Degeneracies of parametric lens model families near folds and cusps

TL;DR

This paper introduces a method to evaluate and select gravitational lens models based on model-independent ratios of lensing potential derivatives, enabling efficient exclusion of incompatible models and better understanding of lensing phenomena.

Contribution

The authors develop a novel approach to compare model-independent lensing ratios with model predictions, allowing for effective model selection and exclusion in gravitational lensing analysis.

Findings

Method accurately reproduces previous model fit results.

Can exclude entire lens model families based on derivative ratios.

Applicable to galaxy and galaxy cluster lensing cases.

Abstract

We develop an approach to select families of lens models that can describe doubly and triply gravitationally lensed images near folds and cusps using the model-independent ratios of lensing-potential derivatives derived in Wagner & Bartelmann (2015).

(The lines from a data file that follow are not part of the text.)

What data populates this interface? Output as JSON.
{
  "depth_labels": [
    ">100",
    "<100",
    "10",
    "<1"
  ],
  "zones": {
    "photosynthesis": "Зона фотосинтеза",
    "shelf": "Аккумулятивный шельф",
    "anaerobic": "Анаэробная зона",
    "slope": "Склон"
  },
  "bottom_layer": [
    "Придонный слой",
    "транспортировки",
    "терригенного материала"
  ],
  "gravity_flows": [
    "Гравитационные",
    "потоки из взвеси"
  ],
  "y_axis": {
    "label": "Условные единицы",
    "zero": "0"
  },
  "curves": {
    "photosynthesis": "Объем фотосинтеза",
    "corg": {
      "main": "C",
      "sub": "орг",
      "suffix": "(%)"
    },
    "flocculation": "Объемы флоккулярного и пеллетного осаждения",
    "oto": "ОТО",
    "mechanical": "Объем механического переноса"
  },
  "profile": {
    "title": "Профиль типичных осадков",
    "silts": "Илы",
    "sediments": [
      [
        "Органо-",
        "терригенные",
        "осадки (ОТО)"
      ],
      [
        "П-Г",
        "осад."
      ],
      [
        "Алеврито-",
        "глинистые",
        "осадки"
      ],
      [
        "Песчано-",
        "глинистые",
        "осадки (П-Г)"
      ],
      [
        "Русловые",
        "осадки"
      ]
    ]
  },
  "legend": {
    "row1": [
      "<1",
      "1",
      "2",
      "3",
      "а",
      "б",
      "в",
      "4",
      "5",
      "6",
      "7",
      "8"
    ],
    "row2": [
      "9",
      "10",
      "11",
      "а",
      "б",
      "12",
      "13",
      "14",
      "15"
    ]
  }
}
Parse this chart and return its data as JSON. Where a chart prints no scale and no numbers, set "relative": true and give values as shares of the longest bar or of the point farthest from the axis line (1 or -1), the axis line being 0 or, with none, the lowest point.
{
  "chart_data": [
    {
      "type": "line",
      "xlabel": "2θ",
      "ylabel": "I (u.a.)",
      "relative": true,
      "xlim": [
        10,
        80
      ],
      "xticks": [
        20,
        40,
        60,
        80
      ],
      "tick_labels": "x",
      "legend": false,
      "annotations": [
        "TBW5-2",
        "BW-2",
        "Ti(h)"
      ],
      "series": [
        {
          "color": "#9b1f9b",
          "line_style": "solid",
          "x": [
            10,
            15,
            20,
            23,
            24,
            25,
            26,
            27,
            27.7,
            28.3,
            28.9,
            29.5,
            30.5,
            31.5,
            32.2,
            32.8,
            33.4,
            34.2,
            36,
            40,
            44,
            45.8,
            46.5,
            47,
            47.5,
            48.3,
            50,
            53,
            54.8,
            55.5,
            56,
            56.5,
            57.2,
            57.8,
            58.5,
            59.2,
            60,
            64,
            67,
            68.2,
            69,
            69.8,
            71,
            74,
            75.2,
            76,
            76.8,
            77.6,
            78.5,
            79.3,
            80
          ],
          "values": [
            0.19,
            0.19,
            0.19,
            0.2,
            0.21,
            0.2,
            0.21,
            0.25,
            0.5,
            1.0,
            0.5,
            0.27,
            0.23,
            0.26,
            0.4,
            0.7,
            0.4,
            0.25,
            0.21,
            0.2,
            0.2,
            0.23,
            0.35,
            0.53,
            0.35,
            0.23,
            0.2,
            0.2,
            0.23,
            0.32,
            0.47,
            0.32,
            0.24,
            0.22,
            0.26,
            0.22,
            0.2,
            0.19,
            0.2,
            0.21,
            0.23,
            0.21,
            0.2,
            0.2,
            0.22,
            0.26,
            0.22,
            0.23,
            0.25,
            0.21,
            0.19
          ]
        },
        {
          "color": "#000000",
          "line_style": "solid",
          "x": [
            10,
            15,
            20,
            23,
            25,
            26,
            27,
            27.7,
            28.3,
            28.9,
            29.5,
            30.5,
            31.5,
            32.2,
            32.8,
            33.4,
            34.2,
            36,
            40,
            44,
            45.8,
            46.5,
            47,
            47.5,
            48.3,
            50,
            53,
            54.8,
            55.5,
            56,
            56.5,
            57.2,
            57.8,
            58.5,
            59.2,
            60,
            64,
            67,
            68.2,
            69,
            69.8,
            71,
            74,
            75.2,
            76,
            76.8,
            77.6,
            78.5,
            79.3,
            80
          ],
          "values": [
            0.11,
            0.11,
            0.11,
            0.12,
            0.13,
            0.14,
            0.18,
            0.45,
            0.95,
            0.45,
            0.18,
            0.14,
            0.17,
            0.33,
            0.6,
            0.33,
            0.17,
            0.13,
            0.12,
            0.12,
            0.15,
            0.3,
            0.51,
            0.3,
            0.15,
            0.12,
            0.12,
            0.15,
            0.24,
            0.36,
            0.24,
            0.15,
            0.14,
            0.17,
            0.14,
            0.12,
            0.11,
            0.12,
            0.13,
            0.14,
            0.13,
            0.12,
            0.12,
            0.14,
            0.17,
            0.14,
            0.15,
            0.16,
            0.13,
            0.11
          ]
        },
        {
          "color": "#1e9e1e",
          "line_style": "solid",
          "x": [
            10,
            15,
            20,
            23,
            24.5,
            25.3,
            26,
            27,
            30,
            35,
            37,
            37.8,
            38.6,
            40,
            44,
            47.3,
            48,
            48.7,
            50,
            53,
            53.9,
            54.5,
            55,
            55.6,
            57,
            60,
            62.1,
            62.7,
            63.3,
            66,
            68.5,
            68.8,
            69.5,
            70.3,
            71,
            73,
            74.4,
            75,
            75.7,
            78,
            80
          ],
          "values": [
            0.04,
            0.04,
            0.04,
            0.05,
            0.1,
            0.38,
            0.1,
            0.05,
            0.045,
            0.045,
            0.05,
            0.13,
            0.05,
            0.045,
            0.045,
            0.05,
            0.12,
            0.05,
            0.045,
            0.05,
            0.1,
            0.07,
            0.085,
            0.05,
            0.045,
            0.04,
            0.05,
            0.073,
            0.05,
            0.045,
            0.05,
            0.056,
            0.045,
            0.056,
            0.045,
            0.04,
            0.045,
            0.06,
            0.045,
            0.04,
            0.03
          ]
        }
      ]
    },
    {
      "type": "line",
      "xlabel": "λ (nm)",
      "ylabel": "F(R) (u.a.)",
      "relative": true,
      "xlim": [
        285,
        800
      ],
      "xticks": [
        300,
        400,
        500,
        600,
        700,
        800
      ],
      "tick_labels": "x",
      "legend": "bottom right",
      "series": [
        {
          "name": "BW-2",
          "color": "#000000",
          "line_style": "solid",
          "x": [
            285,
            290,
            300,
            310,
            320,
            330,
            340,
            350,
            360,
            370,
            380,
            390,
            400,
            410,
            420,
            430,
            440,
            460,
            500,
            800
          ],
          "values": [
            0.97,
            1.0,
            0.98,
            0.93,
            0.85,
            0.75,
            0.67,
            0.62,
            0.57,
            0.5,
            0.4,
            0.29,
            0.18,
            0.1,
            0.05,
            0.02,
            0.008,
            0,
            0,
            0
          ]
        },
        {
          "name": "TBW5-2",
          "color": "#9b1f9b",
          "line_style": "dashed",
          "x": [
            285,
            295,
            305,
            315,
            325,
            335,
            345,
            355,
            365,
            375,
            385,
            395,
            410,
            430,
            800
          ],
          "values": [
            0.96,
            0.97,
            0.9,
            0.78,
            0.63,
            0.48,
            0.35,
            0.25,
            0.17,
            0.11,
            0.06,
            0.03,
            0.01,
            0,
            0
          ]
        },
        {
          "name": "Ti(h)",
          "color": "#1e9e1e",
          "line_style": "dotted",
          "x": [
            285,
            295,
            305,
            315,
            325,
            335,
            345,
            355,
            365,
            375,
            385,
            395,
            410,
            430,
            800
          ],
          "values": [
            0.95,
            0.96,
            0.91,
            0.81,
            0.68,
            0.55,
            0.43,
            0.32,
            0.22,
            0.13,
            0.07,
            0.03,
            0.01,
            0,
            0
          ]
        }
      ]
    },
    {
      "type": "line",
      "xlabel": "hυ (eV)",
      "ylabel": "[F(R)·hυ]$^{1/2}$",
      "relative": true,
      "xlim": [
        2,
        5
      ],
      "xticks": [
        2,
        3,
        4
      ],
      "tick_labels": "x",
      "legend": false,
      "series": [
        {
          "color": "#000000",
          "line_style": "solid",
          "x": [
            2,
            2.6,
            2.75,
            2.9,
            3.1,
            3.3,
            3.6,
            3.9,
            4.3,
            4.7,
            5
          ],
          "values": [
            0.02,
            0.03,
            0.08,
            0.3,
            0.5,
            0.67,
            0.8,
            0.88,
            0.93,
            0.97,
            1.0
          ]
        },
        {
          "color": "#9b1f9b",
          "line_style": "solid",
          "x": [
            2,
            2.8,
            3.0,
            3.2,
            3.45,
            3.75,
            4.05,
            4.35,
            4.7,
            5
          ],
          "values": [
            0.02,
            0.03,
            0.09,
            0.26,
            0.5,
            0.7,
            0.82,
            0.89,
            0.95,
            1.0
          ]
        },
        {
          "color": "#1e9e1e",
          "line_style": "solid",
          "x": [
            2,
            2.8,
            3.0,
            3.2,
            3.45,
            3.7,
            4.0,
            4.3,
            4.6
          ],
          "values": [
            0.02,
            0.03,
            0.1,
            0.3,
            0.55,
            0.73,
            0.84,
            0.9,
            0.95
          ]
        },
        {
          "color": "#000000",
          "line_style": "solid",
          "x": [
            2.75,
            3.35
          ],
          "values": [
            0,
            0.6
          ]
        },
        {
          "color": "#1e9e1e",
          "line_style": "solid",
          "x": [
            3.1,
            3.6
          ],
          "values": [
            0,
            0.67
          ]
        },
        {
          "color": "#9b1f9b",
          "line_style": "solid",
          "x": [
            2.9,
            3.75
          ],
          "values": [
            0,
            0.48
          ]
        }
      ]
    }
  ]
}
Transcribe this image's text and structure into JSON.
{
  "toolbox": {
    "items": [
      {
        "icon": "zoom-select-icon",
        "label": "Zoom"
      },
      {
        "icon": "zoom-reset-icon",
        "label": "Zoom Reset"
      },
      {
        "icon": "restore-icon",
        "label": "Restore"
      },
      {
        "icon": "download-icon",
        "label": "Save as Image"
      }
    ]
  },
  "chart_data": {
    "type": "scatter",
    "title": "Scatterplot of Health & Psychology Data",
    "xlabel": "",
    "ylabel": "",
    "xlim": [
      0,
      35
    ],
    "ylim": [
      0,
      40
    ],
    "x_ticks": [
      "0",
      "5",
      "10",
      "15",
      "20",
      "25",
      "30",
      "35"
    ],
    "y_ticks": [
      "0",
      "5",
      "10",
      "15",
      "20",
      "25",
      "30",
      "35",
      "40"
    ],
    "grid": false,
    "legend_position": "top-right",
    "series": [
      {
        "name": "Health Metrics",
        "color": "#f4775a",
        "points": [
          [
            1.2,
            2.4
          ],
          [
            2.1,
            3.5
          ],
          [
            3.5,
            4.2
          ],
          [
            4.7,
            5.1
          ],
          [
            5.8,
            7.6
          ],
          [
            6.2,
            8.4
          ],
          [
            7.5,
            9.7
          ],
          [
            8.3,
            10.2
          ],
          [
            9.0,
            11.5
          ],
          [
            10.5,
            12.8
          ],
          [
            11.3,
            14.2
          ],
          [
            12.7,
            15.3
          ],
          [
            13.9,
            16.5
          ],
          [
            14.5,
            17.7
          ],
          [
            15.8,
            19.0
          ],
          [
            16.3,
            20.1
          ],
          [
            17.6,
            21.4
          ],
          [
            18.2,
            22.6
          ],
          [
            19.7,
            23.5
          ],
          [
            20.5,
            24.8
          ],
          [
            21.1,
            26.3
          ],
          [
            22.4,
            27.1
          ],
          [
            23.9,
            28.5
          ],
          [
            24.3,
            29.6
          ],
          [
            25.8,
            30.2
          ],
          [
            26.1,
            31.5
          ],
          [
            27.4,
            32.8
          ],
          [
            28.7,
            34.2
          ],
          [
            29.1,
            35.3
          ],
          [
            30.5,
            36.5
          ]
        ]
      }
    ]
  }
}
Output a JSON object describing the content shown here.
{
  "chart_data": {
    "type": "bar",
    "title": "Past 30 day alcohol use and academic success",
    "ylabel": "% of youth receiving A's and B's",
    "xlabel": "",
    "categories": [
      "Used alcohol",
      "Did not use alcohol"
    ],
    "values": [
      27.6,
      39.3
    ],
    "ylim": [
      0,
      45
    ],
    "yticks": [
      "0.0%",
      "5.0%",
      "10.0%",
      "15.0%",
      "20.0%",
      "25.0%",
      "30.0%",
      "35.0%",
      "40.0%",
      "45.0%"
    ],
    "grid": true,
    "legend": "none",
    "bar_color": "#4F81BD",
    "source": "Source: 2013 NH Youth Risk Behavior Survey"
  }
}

Models are selected by comparing these model-independent ratios of potential derivatives to (numerically determined) ratios of potential derivatives along critical curves for entire lens model families in a given range of parameter values. This comparison returns parameter ranges which lens model families can reproduce observation within, as well as sections of the critical curve where image sets of the observed type can appear. If the model-independent potential-derivative ratios inferred from the observation fall outside the range of these ratios derived for the lens model family, the entire family can be excluded as a feasible model in the given volume in parameter space. We employ this approach for the family of singular isothermal spheres with external shear to examples of lensing by a galaxy and two galaxy clusters (JVAS B1422+231, SDSS J2222+2745, and MACS J1149.5+2223) and show that the results obtained by our general method are in good agreement with results of previous model fits.